I've been trying to prove the equation $e^{Log_*(z^k)} = e^{kLog_*(z)} $ or to find the condition under which it holds.
Following is my unsuccessful proof so far:
Let $z = re^{i\theta}, r\in \mathbb{R}/\mathbb{R^-}, \theta \in \mathbb{R}$.
Hence, $z^k = r^ke^{ik\theta}$
$Log_\pi (z^k) = \ln|r^ke^{ik\theta}| + iArg_\pi(r^ke^{ik\theta})$
$kLog_\pi (z) = k\left(\ln|re^{i\theta}| + iArg_\pi(re^{i\theta})\right) =k\ln (r) + ikArg_\pi(re^{i\theta}) $
Rasing $e$ to each power:
$e^{Log_\pi (z^k)} = e^{\ln|r^ke^{ik\theta}| + iArg_\pi(r^ke^{ik\theta})} = |r^ke^{ik\theta}|\cdot e^{iArg_\pi(r^ke^{ik\theta})}$
$e^{kLog_\pi (z)} = e^{k\ln (r) + ikArg_\pi(re^{i\theta})} = r^k \cdot e^{ikArg_\pi(re^{i\theta})} =r^k \cdot e^{ik\theta'}$ where $\theta + 2\pi n =\theta'\in(\pi, 3\pi], n\in \mathbb{Z}$
I don't know how to go from here.

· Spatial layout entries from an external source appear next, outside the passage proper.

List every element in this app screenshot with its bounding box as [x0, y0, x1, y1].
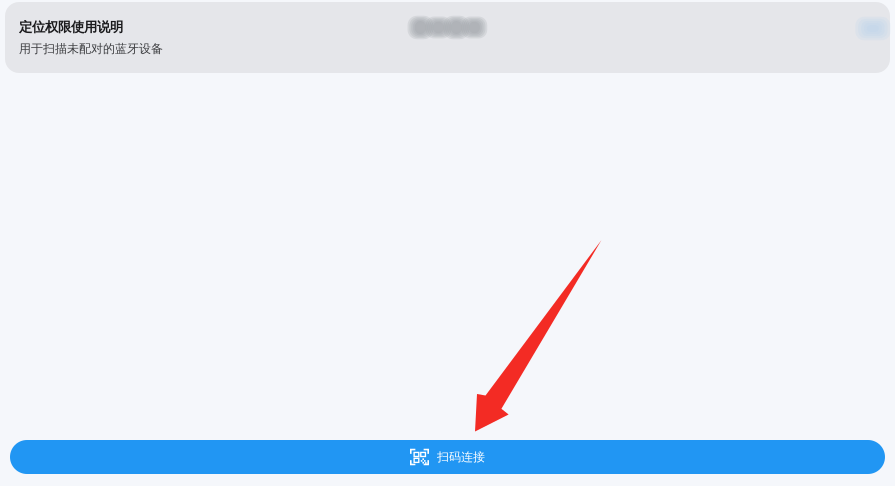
- staticText: 定位权限使用说明: [19, 19, 123, 35]
- button[interactable]: 扫码连接: [10, 440, 885, 474]
- staticText: 扫码连接: [437, 450, 485, 464]
- button[interactable]: 操作: [840, 25, 876, 50]
- staticText: 用于扫描未配对的蓝牙设备: [19, 41, 163, 56]
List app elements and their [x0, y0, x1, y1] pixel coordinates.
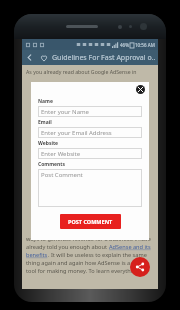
- staticText: 46%: [120, 42, 129, 48]
- button[interactable]: Enter Website: [38, 148, 142, 159]
- staticText: Guidelines For Fast Approval o..: [52, 53, 156, 63]
- button[interactable]: Close: [136, 85, 145, 94]
- staticText: . It will be useless to explain the same: [48, 251, 147, 259]
- staticText: ways to generate revenue for a business.…: [26, 235, 151, 243]
- staticText: Enter your Email Address: [41, 129, 112, 136]
- staticText: POST COMMENT: [68, 218, 113, 225]
- staticText: Name: [38, 98, 53, 105]
- staticText: thing again and again how AdSense is a g…: [26, 259, 146, 267]
- staticText: As you already read about Google AdSense…: [26, 68, 137, 75]
- button[interactable]: Post Comment: [38, 169, 142, 207]
- staticText: Enter your Name: [41, 108, 89, 115]
- staticText: 10:56 AM: [135, 42, 155, 48]
- staticText: benefits: [26, 251, 48, 259]
- button[interactable]: Share: [130, 257, 150, 277]
- button[interactable]: Enter your Email Address: [38, 127, 142, 138]
- button[interactable]: Favourite: [37, 51, 51, 65]
- staticText: Website: [38, 140, 59, 147]
- staticText: already told you enough about: [26, 243, 109, 251]
- staticText: Enter Website: [41, 150, 81, 157]
- staticText: Post Comment: [41, 171, 83, 179]
- button[interactable]: Back: [22, 50, 37, 65]
- button[interactable]: Enter your Name: [38, 106, 142, 117]
- staticText: tool for making money. To learn everythi…: [26, 267, 140, 275]
- staticText: AdSense and its: [109, 243, 151, 251]
- staticText: Comments: [38, 161, 66, 168]
- staticText: Email: [38, 119, 52, 126]
- button[interactable]: POST COMMENT: [60, 214, 121, 229]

Can somebody please help?
Or can you just tell me under what condition the equation in title holds?
Edit: I asked my prof the same and his reply was:
This is almost never true. It is true only if $k$ is an integer and you use $log$ instead of $Log$. It is also true that the functions $αLog(z)$ and $Log(zα)$ differ by a constant.
But how did he conclude $(-i)^{i-1} = e^{(i-1)Log(-1)}$ like in his note above?

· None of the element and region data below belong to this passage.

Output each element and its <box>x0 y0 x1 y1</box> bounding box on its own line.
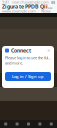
button[interactable]: Share <box>23 120 34 128</box>
staticText: Connect <box>11 47 31 54</box>
staticText: and more. <box>5 60 23 66</box>
button[interactable]: Log in / Sign up <box>5 72 51 81</box>
staticText: Log in / Sign up <box>12 74 44 79</box>
button[interactable]: Bookmarks <box>34 120 46 128</box>
button[interactable]: Back <box>0 120 11 128</box>
button[interactable]: Tabs <box>46 120 57 128</box>
staticText: ▮▮ <box>51 0 55 4</box>
staticText: Please log in to see the full content <box>5 55 51 60</box>
staticText: 9:41 search.example.com <box>2 0 49 5</box>
staticText: Zigura te PPDB Qiimeo Wordless <box>2 3 55 10</box>
button[interactable]: Forward <box>11 120 23 128</box>
staticText: www.example.com · News <box>2 8 51 14</box>
staticText: ✕ <box>47 48 50 53</box>
button[interactable]: Close <box>46 48 51 53</box>
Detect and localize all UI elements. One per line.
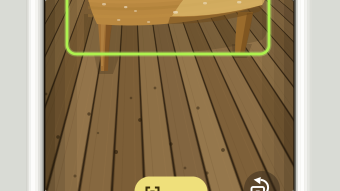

We often define the complex exponential [subject to the choice of branch, and using your collection of branches,] by $$z^w := \exp(w\operatorname{Log}_bz)$$ and as the definition of $\operatorname{Log}_b$, we also always have $z = \exp(\operatorname{Log}_bz)$. When you put those two properties together, you have for any complex $z,w$ (with $z$ nonzero), $$\exp(w\operatorname{Log}_bz) := z^w = \exp(\operatorname{Log}_b(z^w)).$$
When $w$ is an integer, this will be consistent with the algebraic definition since a integral multiple of an integral multiple of $2\pi$ will be an integral multiple of $2\pi$.
When $z>0$ and $w$ are real, then you need to choose the principal branch to find a consistent result to real exponentiation.
With the above definition in mind, the equation in your professor's notes, $$(-i)^{i-1} = e^{(i-1)\operatorname{Log}_b(-i)},$$ is just a trivial application of the definition of complex exponentiation.